24/05/2015

A última carta

Enquanto lê, escute:



Coloquei os poemas encharcados no varal e deixei que o sol os secasse. As lágrimas mancharam suas letras, misturaram tudo de novo nas entrelinhas, entre os intercostais, e trouxeram cheiro de saudade, assim como a chuva traz o cheiro de terra molhada. Cabia a mim ver cada folha encolhendo no calor, porque era o máximo que podia fazer: não tive coragem de atear fogo nos papéis, mas não me permiti aquecer-me por dentro depois que você se foi. Tive medo que a temperatura de novas memórias fosse nociva às nossas antigas. Então eu vi ali cada papel ficando mais e mais amassado. Nenhuma folha volta ao normal depois de mergulhada em água. 

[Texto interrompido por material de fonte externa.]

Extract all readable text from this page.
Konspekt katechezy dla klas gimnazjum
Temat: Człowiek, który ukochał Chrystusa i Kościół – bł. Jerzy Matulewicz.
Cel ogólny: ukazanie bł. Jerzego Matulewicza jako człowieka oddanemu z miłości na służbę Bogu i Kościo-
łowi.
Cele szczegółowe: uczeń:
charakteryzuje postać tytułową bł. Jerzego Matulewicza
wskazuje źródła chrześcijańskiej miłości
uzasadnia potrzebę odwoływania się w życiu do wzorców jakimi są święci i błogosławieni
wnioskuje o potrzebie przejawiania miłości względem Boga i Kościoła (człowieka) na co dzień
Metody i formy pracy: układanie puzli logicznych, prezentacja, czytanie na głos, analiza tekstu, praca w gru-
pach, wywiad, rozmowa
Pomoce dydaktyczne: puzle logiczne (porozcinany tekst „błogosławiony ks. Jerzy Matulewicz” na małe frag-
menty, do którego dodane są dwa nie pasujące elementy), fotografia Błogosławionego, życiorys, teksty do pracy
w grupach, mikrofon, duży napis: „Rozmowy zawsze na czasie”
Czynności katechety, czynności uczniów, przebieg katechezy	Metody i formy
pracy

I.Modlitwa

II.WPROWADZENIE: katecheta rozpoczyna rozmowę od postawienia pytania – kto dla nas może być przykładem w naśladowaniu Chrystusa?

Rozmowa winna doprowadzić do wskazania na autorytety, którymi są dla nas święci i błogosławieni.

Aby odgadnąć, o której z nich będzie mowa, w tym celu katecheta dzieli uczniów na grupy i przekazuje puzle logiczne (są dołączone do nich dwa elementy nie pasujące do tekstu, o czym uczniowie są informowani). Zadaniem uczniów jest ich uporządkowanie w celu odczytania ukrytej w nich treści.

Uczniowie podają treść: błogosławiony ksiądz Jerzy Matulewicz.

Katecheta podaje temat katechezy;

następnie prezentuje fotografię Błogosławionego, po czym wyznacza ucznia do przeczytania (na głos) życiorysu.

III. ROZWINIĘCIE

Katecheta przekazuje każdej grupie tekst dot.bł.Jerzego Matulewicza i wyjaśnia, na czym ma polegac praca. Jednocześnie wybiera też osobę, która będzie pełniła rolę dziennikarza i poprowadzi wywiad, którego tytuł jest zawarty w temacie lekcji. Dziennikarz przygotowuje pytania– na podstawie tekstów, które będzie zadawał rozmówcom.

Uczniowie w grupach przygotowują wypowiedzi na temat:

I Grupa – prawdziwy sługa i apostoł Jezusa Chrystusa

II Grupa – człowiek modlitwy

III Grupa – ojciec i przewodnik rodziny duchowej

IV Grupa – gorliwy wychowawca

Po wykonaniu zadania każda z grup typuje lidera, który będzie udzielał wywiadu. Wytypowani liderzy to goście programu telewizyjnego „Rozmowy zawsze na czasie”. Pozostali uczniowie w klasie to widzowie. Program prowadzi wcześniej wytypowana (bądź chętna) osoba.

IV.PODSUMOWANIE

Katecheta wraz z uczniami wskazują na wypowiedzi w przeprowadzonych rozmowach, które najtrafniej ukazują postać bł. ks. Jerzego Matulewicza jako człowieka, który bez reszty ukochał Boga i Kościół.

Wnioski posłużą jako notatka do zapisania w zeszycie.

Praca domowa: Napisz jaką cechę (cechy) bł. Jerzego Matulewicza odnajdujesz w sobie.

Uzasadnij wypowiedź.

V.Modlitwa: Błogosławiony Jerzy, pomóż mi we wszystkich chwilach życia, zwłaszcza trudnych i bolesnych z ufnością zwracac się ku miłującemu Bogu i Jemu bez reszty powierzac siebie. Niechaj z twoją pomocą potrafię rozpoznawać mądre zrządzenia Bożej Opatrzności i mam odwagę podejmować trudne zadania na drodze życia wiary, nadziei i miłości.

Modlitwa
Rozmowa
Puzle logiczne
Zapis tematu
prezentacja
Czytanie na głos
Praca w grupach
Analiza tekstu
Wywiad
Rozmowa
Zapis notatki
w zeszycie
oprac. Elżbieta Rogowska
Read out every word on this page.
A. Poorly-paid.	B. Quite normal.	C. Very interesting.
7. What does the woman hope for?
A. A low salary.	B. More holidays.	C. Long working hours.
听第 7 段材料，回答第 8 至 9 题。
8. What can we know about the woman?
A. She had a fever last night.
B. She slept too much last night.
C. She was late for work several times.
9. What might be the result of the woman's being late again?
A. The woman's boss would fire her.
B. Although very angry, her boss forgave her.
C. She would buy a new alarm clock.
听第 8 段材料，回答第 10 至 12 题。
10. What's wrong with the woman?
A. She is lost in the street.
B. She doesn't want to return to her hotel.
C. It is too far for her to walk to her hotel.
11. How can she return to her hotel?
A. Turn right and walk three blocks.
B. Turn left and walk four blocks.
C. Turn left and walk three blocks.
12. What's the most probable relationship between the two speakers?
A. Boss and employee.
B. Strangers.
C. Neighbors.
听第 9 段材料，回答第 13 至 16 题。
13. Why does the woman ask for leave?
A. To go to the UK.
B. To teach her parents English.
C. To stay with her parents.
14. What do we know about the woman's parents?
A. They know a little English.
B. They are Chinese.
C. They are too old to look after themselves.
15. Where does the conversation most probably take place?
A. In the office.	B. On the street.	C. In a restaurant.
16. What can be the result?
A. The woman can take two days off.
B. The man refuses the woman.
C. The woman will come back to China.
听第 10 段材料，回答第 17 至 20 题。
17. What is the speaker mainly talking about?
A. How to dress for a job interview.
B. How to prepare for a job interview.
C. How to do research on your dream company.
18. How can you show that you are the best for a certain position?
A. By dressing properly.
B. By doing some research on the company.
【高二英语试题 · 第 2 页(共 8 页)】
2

Eram todas feitas  de um azul de caneta espalhado, manchado, como o rímel que me escorreu nas bochechas no ônibus, no caminho, nos lugares em que não me encontraria com algum conhecido. Sempre esteve tudo bem para quem me conhecia. Sempre foram sorrisos brancos e fotos com bons ângulos. O mundo ao qual eu pertencia nunca soube que o que me pertencia me trazia menos sangue às veias e menos nutrientes ao sangue. E nunca souberam que eu também já fui seu como aqueles papéis enrugados hoje são meus, longe ali, sofrendo com o frio do vento, se aquecendo ao sol, sem que eu consiga me mover para tocá-los. E você seco. E você em graus negativos.

Então eu respirei fundo algumas vezes, como se o oxigênio fosse o amor de que eu precisava. Amor de quem? E me deitei no granito, amando a sensação inversa da que só meu cobertor me traz. Amando o fato de algo tentar tirar de mim meus 36°C que te mantinham intacto: não havia frio em mim que te congelasse ou calor suficiente que te queimasse. E o meu meio termo permitindo que eu me lembrasse dos dedos e pernas entrelaçados. Do seu sorriso ao me ver abrir a porta.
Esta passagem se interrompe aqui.